“De tanto salvar os outros, esquecemo-nos de salvar a nós mesmos”
Fernando Pessoa
O estudo divulgado pelo Conselho Regional de Medicina do Estado de São Paulo – CremeSP – traz dados que nos obrigam a um mergulho doloroso: médicos vivem menos que a população em geral.
Segundo o levantamento, homens da profissão vivem em média três anos a menos do que os demais homens brasileiros – 69 contra 72 anos. Mas o que mais impressiona é o dado referente às mulheres: as médicas vivem, em média, 20 anos a menos do que as mulheres da população geral – 59 contra 79 anos. Isso: 20 anos a menos. Uma vida inteira sacrificada.
Os números não são frios – eles carregam histórias de vidas interrompidas. O CremeSP aponta as principais causas: acidentes provocados pelo cansaço extremo, depressão que leva ao suicídio, doenças cardiovasculares associadas ao estresse, às poucas horas de sono e ao sedentarismo que a rotina impõe. Em outras palavras, o médico morre daquilo que tenta combater nos seus pacientes.
O paradoxo é cruel: cuidamos dos outros, mas não cuidamos de nós mesmos. A epígrafe de Fernando Pessoa ressoa aqui como um espelho incômodo: “De tanto salvar os outros, esquecemo-nos de salvar a nós mesmos”. Somos treinados para socorrer, atender, aliviar – mas muitas vezes nos negamos o direito ao descanso, ao cuidado, ao reconhecimento da própria vulnerabilidade.
No caso das mulheres médicas, a disparidade se torna ainda mais gritante. Se a Medicina já cobra caro de todos, das médicas exige um tributo quase mortal. Entre plantões, jornadas extensas e as responsabilidades da vida doméstica e materna, a conta chega de forma impiedosa: 20 anos a menos de vida. Essa estatística não é apenas médica. É também social. Ela denuncia o peso ainda desigual da condição feminina no exercício da profissão.
É curioso perceber como naturalizamos essa tragédia silenciosa. Se qualquer outro grupo populacional apresentasse tamanha diferença de expectativa de vida, chamaríamos isso de emergência de saúde pública. Mas como se trata dos médicos, permanece um silêncio quase cúmplice. Talvez porque se espere de nós a resistência infinita, como se estivéssemos sempre de prontidão, imunes ao desgaste.
Mas não. Não estamos imunes. O médico adoece, o médico sofre, o médico morre. E quando não reconhecemos isso, pagamos todos: pacientes, famílias e a própria sociedade, que perde não apenas profissionais, mas seres humanos que dedicaram a vida ao cuidado.

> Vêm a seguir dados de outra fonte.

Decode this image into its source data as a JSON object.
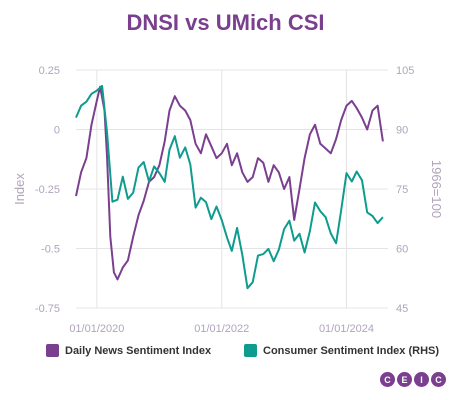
{
  "title": "DNSI vs UMich CSI",
  "colors": {
    "dnsi": "#7b3f8f",
    "csi": "#0e9c8e",
    "grid": "#e4e4e4",
    "axis_text": "#b0a4bd"
  },
  "legend": [
    {
      "label": "Daily News Sentiment Index",
      "color": "#7b3f8f"
    },
    {
      "label": "Consumer Sentiment Index (RHS)",
      "color": "#0e9c8e"
    }
  ],
  "brand": {
    "letters": [
      "C",
      "E",
      "I",
      "C"
    ]
  },
  "chart_data": {
    "type": "line",
    "title": "DNSI vs UMich CSI",
    "xlabel": "",
    "ylabel": "Index",
    "y2label": "1966=100",
    "x_tick_labels": [
      "01/01/2020",
      "01/01/2022",
      "01/01/2024"
    ],
    "x_range": [
      "2019-09-01",
      "2024-08-31"
    ],
    "ylim": [
      -0.75,
      0.25
    ],
    "y_ticks": [
      "0.25",
      "0",
      "-0.25",
      "-0.5",
      "-0.75"
    ],
    "y2lim": [
      45,
      105
    ],
    "y2_ticks": [
      "105",
      "90",
      "75",
      "60",
      "45"
    ],
    "grid": true,
    "legend_position": "bottom",
    "series": [
      {
        "name": "Daily News Sentiment Index",
        "axis": "left",
        "points": [
          [
            "2019-09-01",
            -0.28
          ],
          [
            "2019-10-01",
            -0.18
          ],
          [
            "2019-11-01",
            -0.12
          ],
          [
            "2019-12-01",
            0.02
          ],
          [
            "2020-01-01",
            0.12
          ],
          [
            "2020-01-20",
            0.18
          ],
          [
            "2020-02-15",
            0.08
          ],
          [
            "2020-03-01",
            -0.12
          ],
          [
            "2020-03-20",
            -0.45
          ],
          [
            "2020-04-10",
            -0.6
          ],
          [
            "2020-05-01",
            -0.63
          ],
          [
            "2020-06-01",
            -0.58
          ],
          [
            "2020-07-01",
            -0.55
          ],
          [
            "2020-08-01",
            -0.45
          ],
          [
            "2020-09-01",
            -0.36
          ],
          [
            "2020-10-01",
            -0.3
          ],
          [
            "2020-11-01",
            -0.22
          ],
          [
            "2020-12-01",
            -0.2
          ],
          [
            "2021-01-01",
            -0.15
          ],
          [
            "2021-02-01",
            -0.05
          ],
          [
            "2021-03-01",
            0.08
          ],
          [
            "2021-04-01",
            0.14
          ],
          [
            "2021-05-01",
            0.1
          ],
          [
            "2021-06-01",
            0.08
          ],
          [
            "2021-07-01",
            0.04
          ],
          [
            "2021-08-01",
            -0.06
          ],
          [
            "2021-09-01",
            -0.1
          ],
          [
            "2021-10-01",
            -0.02
          ],
          [
            "2021-11-01",
            -0.07
          ],
          [
            "2021-12-01",
            -0.12
          ],
          [
            "2022-01-01",
            -0.1
          ],
          [
            "2022-02-01",
            -0.06
          ],
          [
            "2022-03-01",
            -0.15
          ],
          [
            "2022-04-01",
            -0.1
          ],
          [
            "2022-05-01",
            -0.18
          ],
          [
            "2022-06-01",
            -0.22
          ],
          [
            "2022-07-01",
            -0.2
          ],
          [
            "2022-08-01",
            -0.12
          ],
          [
            "2022-09-01",
            -0.14
          ],
          [
            "2022-10-01",
            -0.22
          ],
          [
            "2022-11-01",
            -0.15
          ],
          [
            "2022-12-01",
            -0.18
          ],
          [
            "2023-01-01",
            -0.25
          ],
          [
            "2023-02-01",
            -0.2
          ],
          [
            "2023-03-01",
            -0.38
          ],
          [
            "2023-04-01",
            -0.25
          ],
          [
            "2023-05-01",
            -0.12
          ],
          [
            "2023-06-01",
            -0.02
          ],
          [
            "2023-07-01",
            0.02
          ],
          [
            "2023-08-01",
            -0.06
          ],
          [
            "2023-09-01",
            -0.08
          ],
          [
            "2023-10-01",
            -0.1
          ],
          [
            "2023-11-01",
            -0.04
          ],
          [
            "2023-12-01",
            0.04
          ],
          [
            "2024-01-01",
            0.1
          ],
          [
            "2024-02-01",
            0.12
          ],
          [
            "2024-03-01",
            0.09
          ],
          [
            "2024-04-01",
            0.05
          ],
          [
            "2024-05-01",
            0.0
          ],
          [
            "2024-06-01",
            0.08
          ],
          [
            "2024-07-01",
            0.1
          ],
          [
            "2024-08-01",
            -0.05
          ]
        ]
      },
      {
        "name": "Consumer Sentiment Index (RHS)",
        "axis": "right",
        "points": [
          [
            "2019-09-01",
            93
          ],
          [
            "2019-10-01",
            96
          ],
          [
            "2019-11-01",
            97
          ],
          [
            "2019-12-01",
            99
          ],
          [
            "2020-01-01",
            99.8
          ],
          [
            "2020-02-01",
            101
          ],
          [
            "2020-03-01",
            89.1
          ],
          [
            "2020-04-01",
            71.8
          ],
          [
            "2020-05-01",
            72.3
          ],
          [
            "2020-06-01",
            78.1
          ],
          [
            "2020-07-01",
            72.5
          ],
          [
            "2020-08-01",
            74.1
          ],
          [
            "2020-09-01",
            80.4
          ],
          [
            "2020-10-01",
            81.8
          ],
          [
            "2020-11-01",
            76.9
          ],
          [
            "2020-12-01",
            80.7
          ],
          [
            "2021-01-01",
            79.0
          ],
          [
            "2021-02-01",
            76.8
          ],
          [
            "2021-03-01",
            84.9
          ],
          [
            "2021-04-01",
            88.3
          ],
          [
            "2021-05-01",
            82.9
          ],
          [
            "2021-06-01",
            85.5
          ],
          [
            "2021-07-01",
            81.2
          ],
          [
            "2021-08-01",
            70.3
          ],
          [
            "2021-09-01",
            72.8
          ],
          [
            "2021-10-01",
            71.7
          ],
          [
            "2021-11-01",
            67.4
          ],
          [
            "2021-12-01",
            70.6
          ],
          [
            "2022-01-01",
            67.2
          ],
          [
            "2022-02-01",
            62.8
          ],
          [
            "2022-03-01",
            59.4
          ],
          [
            "2022-04-01",
            65.2
          ],
          [
            "2022-05-01",
            58.4
          ],
          [
            "2022-06-01",
            50.0
          ],
          [
            "2022-07-01",
            51.5
          ],
          [
            "2022-08-01",
            58.2
          ],
          [
            "2022-09-01",
            58.6
          ],
          [
            "2022-10-01",
            59.9
          ],
          [
            "2022-11-01",
            56.8
          ],
          [
            "2022-12-01",
            59.7
          ],
          [
            "2023-01-01",
            64.9
          ],
          [
            "2023-02-01",
            67.0
          ],
          [
            "2023-03-01",
            62.0
          ],
          [
            "2023-04-01",
            63.7
          ],
          [
            "2023-05-01",
            59.0
          ],
          [
            "2023-06-01",
            64.4
          ],
          [
            "2023-07-01",
            71.6
          ],
          [
            "2023-08-01",
            69.4
          ],
          [
            "2023-09-01",
            67.9
          ],
          [
            "2023-10-01",
            63.8
          ],
          [
            "2023-11-01",
            61.3
          ],
          [
            "2023-12-01",
            69.7
          ],
          [
            "2024-01-01",
            79.0
          ],
          [
            "2024-02-01",
            76.9
          ],
          [
            "2024-03-01",
            79.4
          ],
          [
            "2024-04-01",
            77.2
          ],
          [
            "2024-05-01",
            69.1
          ],
          [
            "2024-06-01",
            68.2
          ],
          [
            "2024-07-01",
            66.4
          ],
          [
            "2024-08-01",
            67.9
          ]
        ]
      }
    ]
  }
}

A Medicina precisa rever sua cultura. É urgente romper com a lógica do heroísmo, que glorifica jornadas intermináveis e transforma o esgotamento em medalha de honra. Não há nenhuma honra em morrer 20 anos antes. O verdadeiro compromisso ético começa em admitir que o médico, antes de tudo, é humano, e que tem o direito de ser cuidado.
Talvez o maior ensinamento desse estudo seja o de nos devolver a humildade. Somos mortais. E, como escreveu Pessoa, esquecemo-nos de salvar a nós mesmos. O desafio agora é transformar essa lembrança em prática: criar condições para que a Medicina seja espaço de vida, não de morte antecipada.